The network is the natural home for management and enforcement of policies relating to risk, performance, and cost. Only the network sees all data, connected resources, and user interactions within and between clouds. The network is thus uniquely positioned to monitor and meter usage and performance of distributed services and infrastructure. An analogy for the network in this context would be the human body's autonomic nervous system (ANS) that acts as a system (functioning largely below the level of consciousness) that controls visceral (inner organ) functions. ANS is usually divided into sensory (afferent) and motor (efferent) subsystems that is analogous to visibility and control capabilities we need from a services platform to derive a desired outcome. Indeed, at the time of this writing, there is a lot of academic research into managing complex network systems, might they be biological, social, or traditional IT networking. Management tools for the data center and wider networks have moved from a user-centric focus (for example, GUI design) to today's process-centric programmatic capabilities. In the future, the focus will most likely shift toward behavioral- and then cognitive-based capabilities.

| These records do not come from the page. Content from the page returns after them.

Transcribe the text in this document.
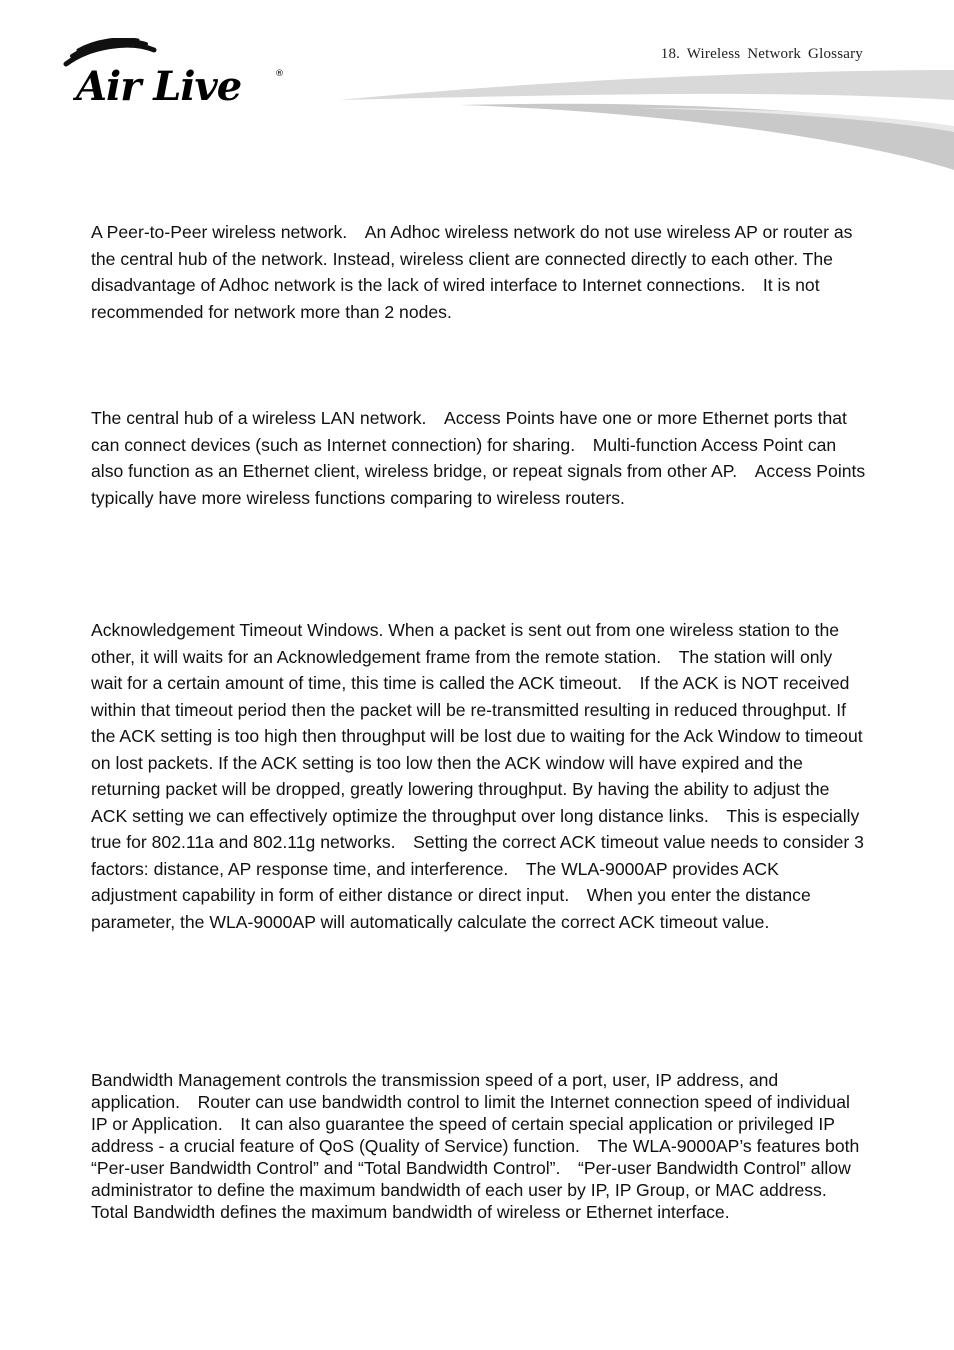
Air Live	®
18. Wireless Network Glossary

A Peer-to-Peer wireless network.　An Adhoc wireless network do not use wireless AP or router as the central hub of the network. Instead, wireless client are connected directly to each other. The disadvantage of Adhoc network is the lack of wired interface to Internet connections.　It is not recommended for network more than 2 nodes.

The central hub of a wireless LAN network.　Access Points have one or more Ethernet ports that can connect devices (such as Internet connection) for sharing.　Multi-function Access Point can also function as an Ethernet client, wireless bridge, or repeat signals from other AP.　Access Points typically have more wireless functions comparing to wireless routers.

Acknowledgement Timeout Windows. When a packet is sent out from one wireless station to the other, it will waits for an Acknowledgement frame from the remote station.　The station will only wait for a certain amount of time, this time is called the ACK timeout.　If the ACK is NOT received within that timeout period then the packet will be re-transmitted resulting in reduced throughput. If the ACK setting is too high then throughput will be lost due to waiting for the Ack Window to timeout on lost packets. If the ACK setting is too low then the ACK window will have expired and the returning packet will be dropped, greatly lowering throughput. By having the ability to adjust the ACK setting we can effectively optimize the throughput over long distance links.　This is especially true for 802.11a and 802.11g networks.　Setting the correct ACK timeout value needs to consider 3 factors: distance, AP response time, and interference.　The WLA-9000AP provides ACK adjustment capability in form of either distance or direct input.　When you enter the distance parameter, the WLA-9000AP will automatically calculate the correct ACK timeout value.

Bandwidth Management controls the transmission speed of a port, user, IP address, and application.　Router can use bandwidth control to limit the Internet connection speed of individual IP or Application.　It can also guarantee the speed of certain special application or privileged IP address - a crucial feature of QoS (Quality of Service) function.　The WLA-9000AP’s features both “Per-user Bandwidth Control” and “Total Bandwidth Control”.　“Per-user Bandwidth Control” allow administrator to define the maximum bandwidth of each user by IP, IP Group, or MAC address.　Total Bandwidth defines the maximum bandwidth of wireless or Ethernet interface.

The network also has a pivotal role to play in promoting resilience and reliability. For example, the network, with its unique end-to-end visibility, helps support dynamic orchestration and redirection of workloads through embedded policy-based control capabilities. The network is inherently aware of the physical location of resources and users. Context-aware services can anticipate the needs of users and deploy resources appropriately, balancing end-user experience, risk management, and the cost of service.